До принятия закона 1990 г. «О свободе вероисповеданий» регистрация религиозных общин совершалась органами местной исполнительной власти. Рассказ о событиях, происшедших на родине первых Советов, заставляет вспомнить, что кроме лозунга «церкви — Церкви» эпоха выдвинула другой призыв, также направленный против 6-й статьи Конституции СССР и закрепленной в ней «руководящей и направляющей» роли компартии в жизни советского общества, — «Вся власть Советам!» Получив в свои руки всю власть в регионах страны и лишившись сдерживающего начала в виде партийных обкомов, облсоветы и облисполкомы начали бесконтрольно распоряжаться этой властью, игнорируя мнение специалистов и профессионалов. Передача памятников культуры религиозным организациям зачастую совершалась с нарушением действовавшего законодательства, а регистрация общин, претендующих на церковное здание, занимаемое учреждением культуры, происходила без учета реальной ситуации на местах. Одним из наиболее действенных политических факторов, повлиявших на раздачу государственной собственности в виде памятников культуры в руки религиозных организаций, стал «парад суверенитетов» России в составе Союза, и республик, краев и областей в составе России. Культура и право распоряжаться ею стали способом самоутверждения региональных элит. Этой эйфории способствовал и до сих пор до конца не решенный вопрос о разграничении прав собственности России и ее субъектов на памятники культуры. После общесоюзного закона от 26 апреля 1990 г. «О разграничении полномочий между СССР и субъектами Федерации» 24 декабря того же года был принят закон РСФСР № 443–1 «О собственности в РСФСР». Правовой вакуум позволял местным советам без серьезного обсуждения вопроса с Министерством культуры вершить храмовые передачи. Лишь 27 декабря 1991 г. было принято постановление Верховного Совета № 3020–1 «О разграничении государственной собственности в Российской Федерации». Здесь объекты историко-культурного наследия и художественные ценности учреждений культуры общероссийского значения были отнесены исключительно к федеральной собственности независимо от того, на чьем балансе они находятся. Однако до принятия этого закона многие памятники, в том числе и «общесоюзного» значения, были переданы церкви распоряжениями местных советов. Легитимность этих раздач до сих пор не подвергалась сомнению, хотя именно это и было весьма сомнительно. Отсутствовала и законодательно утвержденная процедура передачи религиозным организациям памятников культуры.
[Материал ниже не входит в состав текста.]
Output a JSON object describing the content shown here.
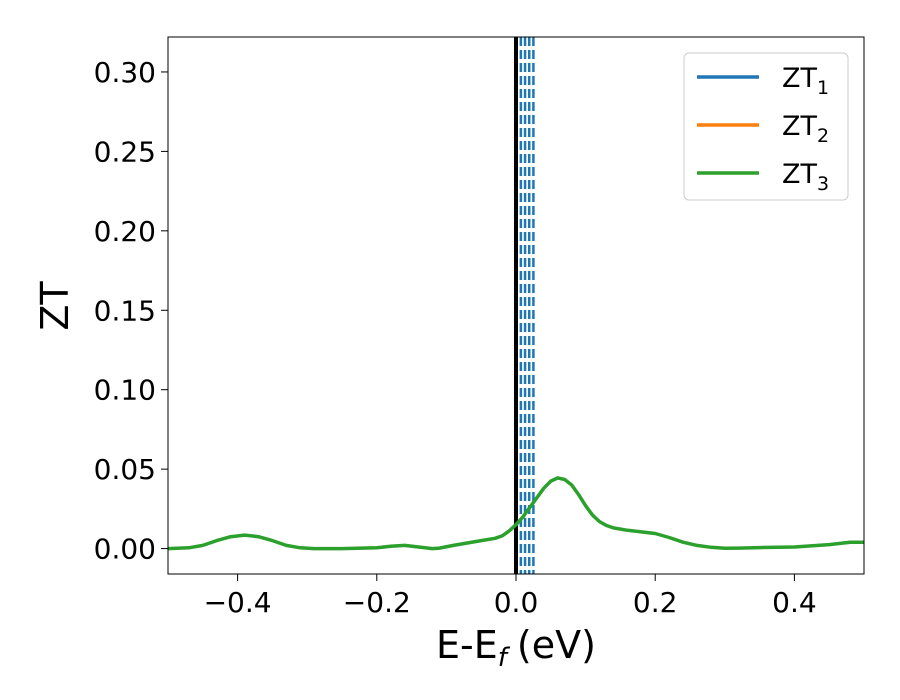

События конца 1980-х — начала 1990-х гг. создали опасные прецеденты в области церковного права. Вопросы обоснования правопреемства новых общин по отношению к действительным историческим собственникам или пользователям храмов не ставились. В СССР существовала лишь одна форма гражданского объединения, за которой закреплялось право пользования церковным зданием, — пресловутая «двадцатка». Любой амбициозный человек, организовавший общину и заручившийся поддержкой епархиального архиерея, мог претендовать на любой храм, вне зависимости от той формы собственности, в которой храм находился до октябрьского переворота: частной, ведомственной, общинной и т. д. Так были зарегистрированы общины храма Покрова Богородицы в Филях, собора свв. апп. Петра и Павла в Петропавловской крепости в Петербурге, Ипатьевского монастыря в Костроме, усадебного храма в Кусково и многие другие. Зачастую юридический адрес новых общин совпадал с адресом музеев, которые располагались теперь в этих зданиях. Согласие музейного руководства на предоставление своего адреса практически никогда не запрашивалось. Одновременно возникла практика передачи церковных зданий не конкретным общинам, а епархиальным управлениям, что еще больше запутывало вопросы правопреемства.